The wave of resignations marks a sharp turn from the darkest days of the pandemic when workers craved job security while weathering a national health and economic crisis. In April, the share of U.S. workers leaving jobs was 2.7%, according to the Labor Department, a jump from 1.6% a year earlier to the highest level since at least 2000.

According to CNBC, the “largest exits are happening in retail trade; professional and business services; and transportation, warehousing, and utilities. Workers most likely to quit live in the South, Midwest, and West regions.” Those retail folks are largely our same pool of frontline workers.

Also consider this, according to beginning July 15, most families with kids will be receiving payments of either $250 or $300 per month. If you have employees with several kids this could be a good chunk of additional cash each month.

On one hand, you might argue that it would make it easier for them to stay working for you, and maybe that is true if you have a great work environment that stresses the work you do, a place where they love coming to work every day.

On the other hand, it will give them more freedom to either quit and stay home or look for another job.

One More Looming Threat

This threat is a curious one because if the threat becomes a reality it will be because the federal government did the right thing. At this very moment, AHCA/NCAL and LeadingAge are pushing hard on a package to increase reimbursement for CNAs. While I suspect the industry will not get 100% of what they want, I believe they will get most of it, which will mean CNA pay will be going up.

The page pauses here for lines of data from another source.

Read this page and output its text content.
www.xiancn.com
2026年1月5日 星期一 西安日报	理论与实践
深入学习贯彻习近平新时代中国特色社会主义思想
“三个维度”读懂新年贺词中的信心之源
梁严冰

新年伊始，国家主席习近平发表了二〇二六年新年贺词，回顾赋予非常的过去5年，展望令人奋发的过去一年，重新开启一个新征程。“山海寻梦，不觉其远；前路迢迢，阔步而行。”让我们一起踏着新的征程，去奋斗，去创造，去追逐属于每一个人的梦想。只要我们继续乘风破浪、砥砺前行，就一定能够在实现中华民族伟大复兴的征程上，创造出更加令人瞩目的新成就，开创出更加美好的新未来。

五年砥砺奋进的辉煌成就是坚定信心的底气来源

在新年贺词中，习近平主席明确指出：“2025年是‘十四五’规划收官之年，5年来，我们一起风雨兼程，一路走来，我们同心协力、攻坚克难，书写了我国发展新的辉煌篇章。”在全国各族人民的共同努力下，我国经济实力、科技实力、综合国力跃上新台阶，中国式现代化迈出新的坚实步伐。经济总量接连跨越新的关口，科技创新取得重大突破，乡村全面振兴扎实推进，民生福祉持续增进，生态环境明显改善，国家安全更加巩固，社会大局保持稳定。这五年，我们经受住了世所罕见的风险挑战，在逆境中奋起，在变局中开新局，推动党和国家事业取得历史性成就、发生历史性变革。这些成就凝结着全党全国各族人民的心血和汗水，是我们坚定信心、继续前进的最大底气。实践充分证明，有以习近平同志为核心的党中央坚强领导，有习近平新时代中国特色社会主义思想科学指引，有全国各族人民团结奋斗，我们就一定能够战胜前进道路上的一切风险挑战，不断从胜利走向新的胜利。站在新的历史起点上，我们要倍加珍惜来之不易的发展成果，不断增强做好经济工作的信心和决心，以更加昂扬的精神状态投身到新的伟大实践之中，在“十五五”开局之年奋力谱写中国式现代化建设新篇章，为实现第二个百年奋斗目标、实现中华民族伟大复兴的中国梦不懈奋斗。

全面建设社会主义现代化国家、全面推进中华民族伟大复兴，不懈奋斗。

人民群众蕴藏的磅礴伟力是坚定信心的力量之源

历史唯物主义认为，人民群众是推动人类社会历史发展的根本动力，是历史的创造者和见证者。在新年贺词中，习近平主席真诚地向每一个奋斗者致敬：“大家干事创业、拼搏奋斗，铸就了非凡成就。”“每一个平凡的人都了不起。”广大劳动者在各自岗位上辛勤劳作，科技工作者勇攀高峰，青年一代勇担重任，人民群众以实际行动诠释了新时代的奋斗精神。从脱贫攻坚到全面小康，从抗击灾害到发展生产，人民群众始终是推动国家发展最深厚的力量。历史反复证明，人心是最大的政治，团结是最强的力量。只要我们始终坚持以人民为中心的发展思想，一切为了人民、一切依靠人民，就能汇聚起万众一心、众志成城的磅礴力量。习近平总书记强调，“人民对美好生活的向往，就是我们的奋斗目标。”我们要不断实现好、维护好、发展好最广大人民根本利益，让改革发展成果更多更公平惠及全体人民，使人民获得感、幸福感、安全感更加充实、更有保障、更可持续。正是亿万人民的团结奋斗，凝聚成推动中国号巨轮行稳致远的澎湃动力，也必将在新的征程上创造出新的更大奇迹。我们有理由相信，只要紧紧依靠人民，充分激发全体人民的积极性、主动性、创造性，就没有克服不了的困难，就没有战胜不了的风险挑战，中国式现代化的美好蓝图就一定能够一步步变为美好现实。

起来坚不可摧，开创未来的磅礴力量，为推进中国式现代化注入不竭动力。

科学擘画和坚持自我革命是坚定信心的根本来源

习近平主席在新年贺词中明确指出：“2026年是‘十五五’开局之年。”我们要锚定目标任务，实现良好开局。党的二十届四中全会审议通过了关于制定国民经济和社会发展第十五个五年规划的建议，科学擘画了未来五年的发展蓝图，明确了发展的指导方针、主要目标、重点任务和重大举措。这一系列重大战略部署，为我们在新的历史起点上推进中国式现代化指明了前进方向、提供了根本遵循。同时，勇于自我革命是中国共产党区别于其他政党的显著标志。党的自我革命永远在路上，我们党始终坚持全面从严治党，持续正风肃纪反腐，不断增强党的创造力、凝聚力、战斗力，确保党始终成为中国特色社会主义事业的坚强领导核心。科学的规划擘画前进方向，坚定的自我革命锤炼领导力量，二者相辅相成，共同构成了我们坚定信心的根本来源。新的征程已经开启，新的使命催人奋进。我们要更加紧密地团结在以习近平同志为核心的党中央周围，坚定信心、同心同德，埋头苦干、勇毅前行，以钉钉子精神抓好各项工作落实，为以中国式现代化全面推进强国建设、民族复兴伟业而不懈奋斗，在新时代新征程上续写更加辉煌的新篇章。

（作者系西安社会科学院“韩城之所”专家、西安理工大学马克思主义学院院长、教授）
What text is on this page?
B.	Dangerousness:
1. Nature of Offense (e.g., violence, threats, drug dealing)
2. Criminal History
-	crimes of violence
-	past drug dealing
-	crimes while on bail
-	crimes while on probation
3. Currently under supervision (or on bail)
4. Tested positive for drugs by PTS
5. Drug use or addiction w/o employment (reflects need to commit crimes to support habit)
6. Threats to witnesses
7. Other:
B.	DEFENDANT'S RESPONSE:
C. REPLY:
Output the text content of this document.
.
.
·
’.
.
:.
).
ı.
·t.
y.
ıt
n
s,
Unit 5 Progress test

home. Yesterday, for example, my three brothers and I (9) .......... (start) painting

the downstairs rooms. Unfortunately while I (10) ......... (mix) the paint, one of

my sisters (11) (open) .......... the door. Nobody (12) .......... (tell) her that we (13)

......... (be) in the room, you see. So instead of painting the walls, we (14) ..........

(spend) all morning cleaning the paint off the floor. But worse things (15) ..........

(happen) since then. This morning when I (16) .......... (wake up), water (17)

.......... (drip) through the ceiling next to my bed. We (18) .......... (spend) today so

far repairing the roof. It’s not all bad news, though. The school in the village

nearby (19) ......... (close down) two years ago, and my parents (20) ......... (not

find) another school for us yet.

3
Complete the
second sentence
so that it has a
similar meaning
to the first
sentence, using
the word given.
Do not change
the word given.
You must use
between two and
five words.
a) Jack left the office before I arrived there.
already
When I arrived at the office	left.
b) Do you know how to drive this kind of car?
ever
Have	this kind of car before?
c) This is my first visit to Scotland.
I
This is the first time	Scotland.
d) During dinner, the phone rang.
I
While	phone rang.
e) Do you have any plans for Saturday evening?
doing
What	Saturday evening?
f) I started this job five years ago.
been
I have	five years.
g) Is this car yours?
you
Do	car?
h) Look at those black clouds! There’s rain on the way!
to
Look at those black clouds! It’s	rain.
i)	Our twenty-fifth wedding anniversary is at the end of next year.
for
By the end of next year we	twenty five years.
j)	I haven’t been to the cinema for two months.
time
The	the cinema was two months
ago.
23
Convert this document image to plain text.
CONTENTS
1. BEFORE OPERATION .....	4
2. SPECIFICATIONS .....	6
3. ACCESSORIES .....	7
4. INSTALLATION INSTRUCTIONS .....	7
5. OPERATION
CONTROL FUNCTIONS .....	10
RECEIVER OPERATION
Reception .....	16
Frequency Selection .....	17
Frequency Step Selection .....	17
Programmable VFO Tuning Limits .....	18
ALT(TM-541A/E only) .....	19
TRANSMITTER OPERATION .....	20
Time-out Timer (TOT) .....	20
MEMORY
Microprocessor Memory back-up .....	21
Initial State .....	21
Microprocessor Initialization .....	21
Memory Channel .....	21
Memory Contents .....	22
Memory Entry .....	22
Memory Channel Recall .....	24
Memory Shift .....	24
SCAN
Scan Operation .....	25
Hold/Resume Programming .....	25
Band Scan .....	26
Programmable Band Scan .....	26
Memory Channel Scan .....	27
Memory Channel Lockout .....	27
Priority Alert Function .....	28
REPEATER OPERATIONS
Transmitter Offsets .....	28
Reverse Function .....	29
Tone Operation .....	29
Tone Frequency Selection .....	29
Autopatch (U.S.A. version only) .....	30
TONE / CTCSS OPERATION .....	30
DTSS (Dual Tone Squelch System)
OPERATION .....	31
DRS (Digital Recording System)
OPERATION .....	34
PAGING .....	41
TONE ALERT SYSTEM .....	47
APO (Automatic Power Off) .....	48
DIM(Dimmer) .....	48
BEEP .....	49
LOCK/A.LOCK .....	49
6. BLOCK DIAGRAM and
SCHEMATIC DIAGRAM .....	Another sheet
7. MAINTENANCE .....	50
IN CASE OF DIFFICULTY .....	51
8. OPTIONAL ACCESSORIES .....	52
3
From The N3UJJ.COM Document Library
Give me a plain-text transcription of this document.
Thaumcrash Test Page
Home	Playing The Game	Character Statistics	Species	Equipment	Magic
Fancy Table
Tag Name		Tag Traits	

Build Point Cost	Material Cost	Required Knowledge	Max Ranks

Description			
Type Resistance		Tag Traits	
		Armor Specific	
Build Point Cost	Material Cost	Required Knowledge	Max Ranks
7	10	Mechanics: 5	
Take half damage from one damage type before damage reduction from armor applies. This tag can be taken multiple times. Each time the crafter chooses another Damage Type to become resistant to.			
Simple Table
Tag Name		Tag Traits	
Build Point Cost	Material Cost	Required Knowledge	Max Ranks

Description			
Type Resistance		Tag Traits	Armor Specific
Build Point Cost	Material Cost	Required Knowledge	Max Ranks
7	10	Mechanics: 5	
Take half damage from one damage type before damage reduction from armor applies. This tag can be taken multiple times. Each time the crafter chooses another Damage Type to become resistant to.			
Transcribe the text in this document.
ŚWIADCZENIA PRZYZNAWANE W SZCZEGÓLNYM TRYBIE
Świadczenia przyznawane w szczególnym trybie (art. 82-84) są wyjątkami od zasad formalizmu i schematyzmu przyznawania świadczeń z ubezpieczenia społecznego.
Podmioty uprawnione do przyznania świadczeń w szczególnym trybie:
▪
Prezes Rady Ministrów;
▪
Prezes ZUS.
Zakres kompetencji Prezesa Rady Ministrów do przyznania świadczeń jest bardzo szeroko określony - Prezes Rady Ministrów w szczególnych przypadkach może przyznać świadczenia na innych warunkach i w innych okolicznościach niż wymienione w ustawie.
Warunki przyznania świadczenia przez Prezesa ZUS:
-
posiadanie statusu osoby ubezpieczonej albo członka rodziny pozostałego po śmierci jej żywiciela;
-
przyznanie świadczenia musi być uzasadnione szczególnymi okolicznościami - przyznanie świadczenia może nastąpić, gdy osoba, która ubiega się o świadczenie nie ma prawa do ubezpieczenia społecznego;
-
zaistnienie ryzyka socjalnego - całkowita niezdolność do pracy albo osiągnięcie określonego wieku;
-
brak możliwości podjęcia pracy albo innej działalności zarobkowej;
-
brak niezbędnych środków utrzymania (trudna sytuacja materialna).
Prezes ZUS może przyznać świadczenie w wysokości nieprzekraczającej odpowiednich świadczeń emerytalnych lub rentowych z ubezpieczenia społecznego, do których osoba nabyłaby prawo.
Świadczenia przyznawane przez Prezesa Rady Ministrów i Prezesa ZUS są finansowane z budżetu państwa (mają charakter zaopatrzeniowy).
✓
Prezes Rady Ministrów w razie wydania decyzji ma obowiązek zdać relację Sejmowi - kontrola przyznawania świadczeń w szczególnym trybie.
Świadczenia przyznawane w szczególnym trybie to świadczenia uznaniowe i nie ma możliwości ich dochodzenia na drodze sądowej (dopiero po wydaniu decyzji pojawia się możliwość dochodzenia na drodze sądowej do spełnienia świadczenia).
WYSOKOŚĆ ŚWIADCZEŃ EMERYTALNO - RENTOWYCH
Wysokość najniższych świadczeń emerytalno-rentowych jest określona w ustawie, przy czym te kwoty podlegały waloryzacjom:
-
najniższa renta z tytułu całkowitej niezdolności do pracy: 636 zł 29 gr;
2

This is 100% right and good. But imagine what a 25% pay bump with a promise of wage inflation escalators will do to the labor market for the rest of senior living.

The Answer

Coming out of Covid, the labor crisis may very well represent the single biggest existential threat to senior living. It is a hard truth, but operators must be prepared to pay more for their frontline staff. There are some strategies that will make it easier:

  1. Embrace every new, even crazy, technology that will reduce labor costs. In my view, every single senior living community needs at least one robot, they can and are doing things that save labor costs.
  2. Make working for your community, your organization the most meaningful thing your team members have ever done.
  3. Have frank conversations with your residents about the reality you are facing.
  4. Ask your team what you can do to make work better and more efficient. They will blow you away with their ideas.

Where This Could Lead

There will always be a niche market for high-end, high-lux senior living. It will be more expensive, but there will always be a group of residents and families that can afford that. But I believe we will see a new class of senior living that will be focused on creating great experiences, fostering new interests, and new relationships.

It could turn out that this labor crisis will be the single best thing that, in the long run, ever happened to senior living.